Statistics on UNIQUEIDENTIFIER columns
During the SQLRally conference in Copenhagen/Denmark, Brent Ozar (Blog, Twitter) and I had a very interesting conversation regarding Statistics on UNIQUEIDENTIFER columns. It seems that SQL Server shows some very nasty behavior here. Let’s have a look.
To show you the behavior we have complained about, I created a new database with the following simple table definition, where I enforced the primary key constraint on a UNIQUEIDENTIFER column. This means that SQL Server generates a unique Clustered Index in the background, and the Clustered Index itself has an underlying Statistics object that describes the data distribution in that column. Of course, the data distribution is linear, because every value in the UNIQUEIDENTIFIER column is by its nature unique.
-- Create a new table with a UNIQUEIDENTIFIER column as primary key. -- SQL Server will enforce the primary key constraint through unique clustered index in the background. CREATE TABLE CustomersTableGuid ( ID UNIQUEIDENTIFIER NOT NULL PRIMARY KEY, FirstName VARCHAR(50), LastName VARCHAR(50) ) GO
In the next step I have inserted 1 million rows into that table.

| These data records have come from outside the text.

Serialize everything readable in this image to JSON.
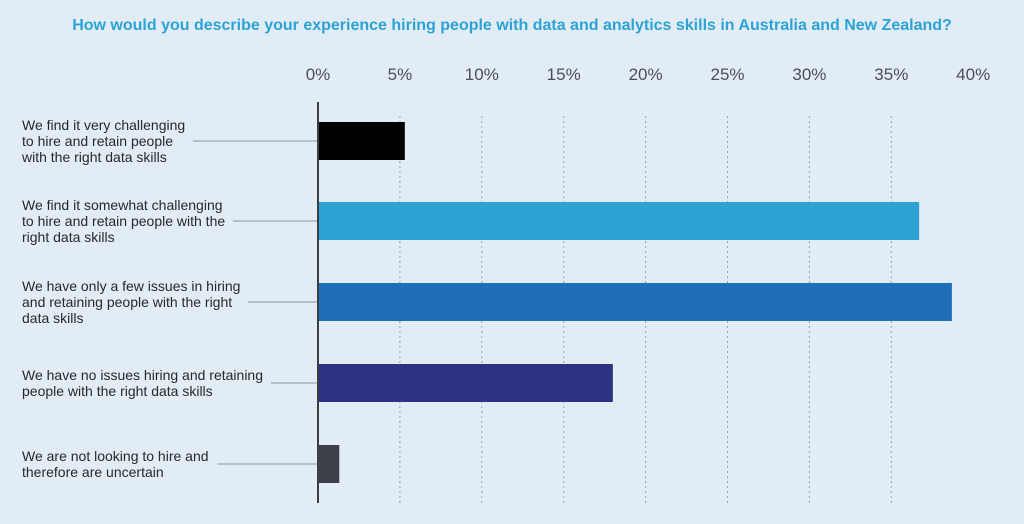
{
  "chart_data": {
    "type": "bar",
    "orientation": "horizontal",
    "title": "How would you describe your experience hiring people with data and analytics skills in Australia and New Zealand?",
    "categories": [
      "We find it very challenging to hire and retain people with the right data skills",
      "We find it somewhat challenging to hire and retain people with the right data skills",
      "We have only a few issues in hiring and retaining people with the right data skills",
      "We have no issues hiring and retaining people with the right data skills",
      "We are not looking to hire and therefore are uncertain"
    ],
    "category_lines": [
      [
        "We find it very challenging",
        "to hire and retain people",
        "with the right data skills"
      ],
      [
        "We find it somewhat challenging",
        "to hire and retain people with the",
        "right data skills"
      ],
      [
        "We have only a few issues in hiring",
        "and retaining people with the right",
        "data skills"
      ],
      [
        "We have no issues hiring and retaining",
        "people with the right data skills"
      ],
      [
        "We are not looking to hire and",
        "therefore are uncertain"
      ]
    ],
    "values": [
      5.3,
      36.7,
      38.7,
      18.0,
      1.3
    ],
    "colors": [
      "#000000",
      "#2ea3d3",
      "#1f6fb6",
      "#2e3282",
      "#3d4048"
    ],
    "xlim": [
      0,
      40
    ],
    "xticks": [
      0,
      5,
      10,
      15,
      20,
      25,
      30,
      35,
      40
    ],
    "xtick_labels": [
      "0%",
      "5%",
      "10%",
      "15%",
      "20%",
      "25%",
      "30%",
      "35%",
      "40%"
    ],
    "grid": true,
    "xlabel": "",
    "ylabel": ""
  }
}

-- Insert 1 million records DECLARE @i INT = 0 WHILE (@i <= 1000000) BEGIN INSERT INTO CustomersTableGuid (ID, FirstName, LastName) VALUES ( NEWID(), 'FirstName' + CAST(@i AS VARCHAR), 'LastName' + CAST(@i AS VARCHAR) ) SET @i +=1 END GO
And now we update our statistics on that table with a FULLSCAN. A FULLSCAN means that SQL Server scans the complete underlying data to update the statistics object.
-- Let's update the Statistics with a FULLSCAN. UPDATE STATISTICS CustomersTableGuid WITH FULLSCAN GO
But when you look at the Statistics object now, you can see that SQL Server has only generated 3 steps in the Histogram.
As you can see in the header information, all 1 million rows were sampled during the Statistics update, but the Histogram shows us only 3 steps! But when you now update the Statistics object with a lower sampling interval, things are changing:
-- Let's update the Statistics with a smaller sampling interval. UPDATE STATISTICS CustomersTableGuid WITH SAMPLE 50 PERCENT GO
When you now look at the Histogram, you can see that we have a lot of different steps:
When Brent told me about this side-effect it made me smile. Bear this in mind when you work with UNIQUEIDENTIFIER columns in your database design. As long as the values are unique, you should not have a performance problem, because the row AVG_RANGE_ROW still makes the correct estimation of 1 row for the huge amount of gaps that you have in the Histogram.
Thanks for your time,